Learn More About the Metrics You Should Track»

8. What can you do to change your total CAC? What metrics should you focus on?

Look for bottlenecks in the entire sales process. For example, you may be getting a large amount of folks to your marketing website, but nobody’s really interacting with your site once they get there. They’re not signing up for a free trial, or any secondary calls to action like a webinar. You know something is wrong with either your site, or who you’re attracting to it. If you’re getting people into your free trial but they’re not converting, we want to look for bottlenecks there. Bottom line is, we can look for these bottlenecks all across the sales process.

To get the most efficiency out of your CAC, we have a whole list of cranks we can turn. Everything from more quickly engaging customers and prospects when they’re on your site, reducing friction in the onboarding process in your free trial, or making their time on the site more efficient. There’s a lot of moving parts here, but ultimately, we look at the whole process and look for those bottlenecks keeping your costs higher than they should be.

9. You recently joined Gainsight as a Customer Success Evangelist. How do you personally define customer success and how do you cultivate it?

 Customer success does not mean making your customers happy. (Click to Tweet)

- Lincoln Murphy

I’ve been a Customer Success Evangelist since before I joined Gainsight, but I joined the company because I was excited about what they were doing. Gainsight is a SaaS product that helps you manage your customer success process and get more insight into your customers. But why is customer success something that we even have to convince people they need? Customer success to me is getting the customer to achieve success from the use of your product, in what they’re trying to accomplish – not just what they’re trying to do. It’s really a mindset, to make sure you’re thinking about your customers. We need to understand where our customers are trying to go and get them to that point.
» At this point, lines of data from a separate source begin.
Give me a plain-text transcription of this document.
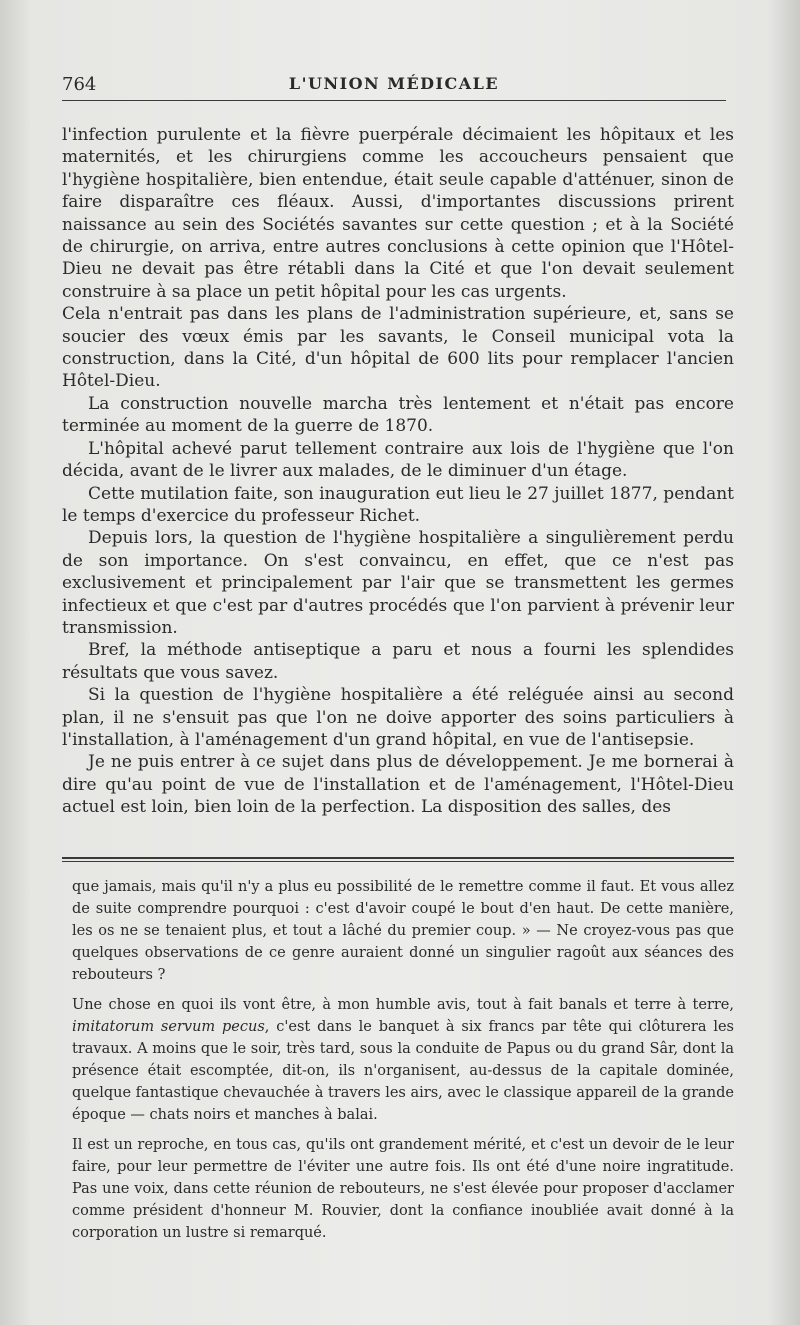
764	L'UNION MÉDICALE

l'infection purulente et la fièvre puerpérale décimaient les hôpitaux et les maternités, et les chirurgiens comme les accoucheurs pensaient que l'hygiène hospitalière, bien entendue, était seule capable d'atténuer, sinon de faire disparaître ces fléaux. Aussi, d'importantes discussions prirent naissance au sein des Sociétés savantes sur cette question ; et à la Société de chirurgie, on arriva, entre autres conclusions à cette opinion que l'Hôtel-Dieu ne devait pas être rétabli dans la Cité et que l'on devait seulement construire à sa place un petit hôpital pour les cas urgents.

Cela n'entrait pas dans les plans de l'administration supérieure, et, sans se soucier des vœux émis par les savants, le Conseil municipal vota la construction, dans la Cité, d'un hôpital de 600 lits pour remplacer l'ancien Hôtel-Dieu.

La construction nouvelle marcha très lentement et n'était pas encore terminée au moment de la guerre de 1870.

L'hôpital achevé parut tellement contraire aux lois de l'hygiène que l'on décida, avant de le livrer aux malades, de le diminuer d'un étage.

Cette mutilation faite, son inauguration eut lieu le 27 juillet 1877, pendant le temps d'exercice du professeur Richet.

Depuis lors, la question de l'hygiène hospitalière a singulièrement perdu de son importance. On s'est convaincu, en effet, que ce n'est pas exclusivement et principalement par l'air que se transmettent les germes infectieux et que c'est par d'autres procédés que l'on parvient à prévenir leur transmission.

Bref, la méthode antiseptique a paru et nous a fourni les splendides résultats que vous savez.

Si la question de l'hygiène hospitalière a été reléguée ainsi au second plan, il ne s'ensuit pas que l'on ne doive apporter des soins particuliers à l'installation, à l'aménagement d'un grand hôpital, en vue de l'antisepsie.

Je ne puis entrer à ce sujet dans plus de développement. Je me bornerai à dire qu'au point de vue de l'installation et de l'aménagement, l'Hôtel-Dieu actuel est loin, bien loin de la perfection. La disposition des salles, des

que jamais, mais qu'il n'y a plus eu possibilité de le remettre comme il faut. Et vous allez de suite comprendre pourquoi : c'est d'avoir coupé le bout d'en haut. De cette manière, les os ne se tenaient plus, et tout a lâché du premier coup. » — Ne croyez-vous pas que quelques observations de ce genre auraient donné un singulier ragoût aux séances des rebouteurs ?

Une chose en quoi ils vont être, à mon humble avis, tout à fait banals et terre à terre, imitatorum servum pecus, c'est dans le banquet à six francs par tête qui clôturera les travaux. A moins que le soir, très tard, sous la conduite de Papus ou du grand Sâr, dont la présence était escomptée, dit-on, ils n'organisent, au-dessus de la capitale dominée, quelque fantastique chevauchée à travers les airs, avec le classique appareil de la grande époque — chats noirs et manches à balai.

Il est un reproche, en tous cas, qu'ils ont grandement mérité, et c'est un devoir de le leur faire, pour leur permettre de l'éviter une autre fois. Ils ont été d'une noire ingratitude. Pas une voix, dans cette réunion de rebouteurs, ne s'est élevée pour proposer d'acclamer comme président d'honneur M. Rouvier, dont la confiance inoubliée avait donné à la corporation un lustre si remarqué.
That’s very different than seeing the user complete a functional task in the product and, as a vendor, sitting back and calling that success.
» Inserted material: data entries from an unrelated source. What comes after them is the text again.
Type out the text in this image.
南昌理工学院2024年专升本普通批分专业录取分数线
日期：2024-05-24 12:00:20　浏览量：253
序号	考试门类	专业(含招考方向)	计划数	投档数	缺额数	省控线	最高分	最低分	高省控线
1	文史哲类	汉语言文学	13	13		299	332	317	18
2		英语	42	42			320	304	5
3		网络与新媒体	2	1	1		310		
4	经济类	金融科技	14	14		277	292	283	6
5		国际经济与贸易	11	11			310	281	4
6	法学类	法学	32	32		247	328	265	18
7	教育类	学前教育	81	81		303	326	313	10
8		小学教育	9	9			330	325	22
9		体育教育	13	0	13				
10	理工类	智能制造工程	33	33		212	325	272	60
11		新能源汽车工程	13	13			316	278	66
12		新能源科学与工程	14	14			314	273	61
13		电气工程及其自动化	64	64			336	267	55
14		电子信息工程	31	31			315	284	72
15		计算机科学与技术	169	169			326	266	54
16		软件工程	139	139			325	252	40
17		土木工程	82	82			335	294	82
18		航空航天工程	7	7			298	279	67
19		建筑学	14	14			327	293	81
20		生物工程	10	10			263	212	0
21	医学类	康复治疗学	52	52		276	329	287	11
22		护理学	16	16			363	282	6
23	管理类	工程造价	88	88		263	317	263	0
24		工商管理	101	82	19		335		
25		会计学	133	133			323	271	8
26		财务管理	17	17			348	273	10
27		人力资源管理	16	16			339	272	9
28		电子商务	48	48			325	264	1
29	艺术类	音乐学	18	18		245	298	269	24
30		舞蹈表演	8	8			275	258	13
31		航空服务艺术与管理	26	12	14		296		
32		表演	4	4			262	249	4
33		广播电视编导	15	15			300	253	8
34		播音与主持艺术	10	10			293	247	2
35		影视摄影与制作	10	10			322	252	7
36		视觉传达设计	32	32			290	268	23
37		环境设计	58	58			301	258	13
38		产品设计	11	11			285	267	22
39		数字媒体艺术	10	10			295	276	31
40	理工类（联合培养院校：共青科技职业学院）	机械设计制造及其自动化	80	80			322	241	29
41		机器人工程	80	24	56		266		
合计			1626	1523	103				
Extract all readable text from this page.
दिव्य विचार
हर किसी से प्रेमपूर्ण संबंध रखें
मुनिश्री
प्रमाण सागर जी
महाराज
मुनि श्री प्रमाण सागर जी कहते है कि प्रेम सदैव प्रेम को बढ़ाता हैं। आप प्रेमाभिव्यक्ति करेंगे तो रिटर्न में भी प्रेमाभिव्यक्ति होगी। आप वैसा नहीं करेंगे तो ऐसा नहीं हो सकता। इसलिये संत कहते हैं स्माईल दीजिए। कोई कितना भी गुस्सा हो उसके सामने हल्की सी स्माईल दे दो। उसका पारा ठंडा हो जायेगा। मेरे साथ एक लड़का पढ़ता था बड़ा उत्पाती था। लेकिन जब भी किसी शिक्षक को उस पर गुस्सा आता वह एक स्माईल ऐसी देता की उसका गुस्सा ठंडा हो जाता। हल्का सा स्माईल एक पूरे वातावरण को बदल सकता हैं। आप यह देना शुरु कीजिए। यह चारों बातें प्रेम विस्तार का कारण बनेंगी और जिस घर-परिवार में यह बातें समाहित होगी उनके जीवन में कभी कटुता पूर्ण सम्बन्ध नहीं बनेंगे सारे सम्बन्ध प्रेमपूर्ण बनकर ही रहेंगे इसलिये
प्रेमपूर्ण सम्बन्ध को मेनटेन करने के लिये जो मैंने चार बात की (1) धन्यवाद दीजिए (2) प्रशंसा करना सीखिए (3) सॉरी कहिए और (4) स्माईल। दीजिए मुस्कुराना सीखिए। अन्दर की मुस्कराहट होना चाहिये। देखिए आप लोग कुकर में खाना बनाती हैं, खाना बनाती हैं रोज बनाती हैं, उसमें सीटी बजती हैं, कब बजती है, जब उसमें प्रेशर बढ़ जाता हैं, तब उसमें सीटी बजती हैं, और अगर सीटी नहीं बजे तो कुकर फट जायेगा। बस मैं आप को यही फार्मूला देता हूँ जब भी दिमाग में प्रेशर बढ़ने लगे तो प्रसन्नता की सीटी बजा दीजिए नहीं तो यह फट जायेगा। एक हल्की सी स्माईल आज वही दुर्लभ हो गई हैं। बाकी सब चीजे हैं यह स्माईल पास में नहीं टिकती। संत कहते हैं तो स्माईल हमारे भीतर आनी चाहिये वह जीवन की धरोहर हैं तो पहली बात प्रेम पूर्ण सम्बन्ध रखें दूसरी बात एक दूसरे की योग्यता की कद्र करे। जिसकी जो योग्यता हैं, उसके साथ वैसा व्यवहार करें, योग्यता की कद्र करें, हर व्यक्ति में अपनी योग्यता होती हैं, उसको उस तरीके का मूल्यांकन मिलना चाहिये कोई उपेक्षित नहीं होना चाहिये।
Customer success also does not mean making your customers happy – in fact happy customers are not necessarily what we’re looking for. Your best customers are often those who never seem satisfied; they’re always contacting support because they’re really using the system and often breaking the system. And that’s great – those are the customers that are most likely to stick around if we interact properly with them. But it’s the customers we never hear from, that fill out all 10’s on the survey we send out, that we should worry about. We don’t know if they’re successful. We think everything is great, and all the sudden they’re the ones that churn. Customer success is about setting goals with your customers and then working diligently to achieve that. It’s a simple concept, but difficult to achieve.

10. What’s the most dangerous thing you’ve ever done?

I grew up near a ski resort in southern Oregon, right on the California border. I never had any interest in skiing, but I took up this new thing called snowboarding when it first came out. That was back before any safety gear, when the snowboard pretty much resembled a backwards skateboard. I’m always early to things. At the time it was this outlaw thing that people did, who didn’t want to be skiers. We would go on the back part of the mountain and hike up, and there was probably avalanche danger. I did some pretty dangerous things then, but that was a long time ago. Now I lead a very boring and safe life and I just help people with their businesses.

Murphy is the Customer Success Evangelist at Gainsight, driving thought-leadership in the areas of Customer Success Management, customer retention, churn mitigation, and revenue expansion. For the past six years, as Managing Director of Sixteen Ventures, Lincoln has worked with 300+ SaaS companies to rapidly accelerate growth.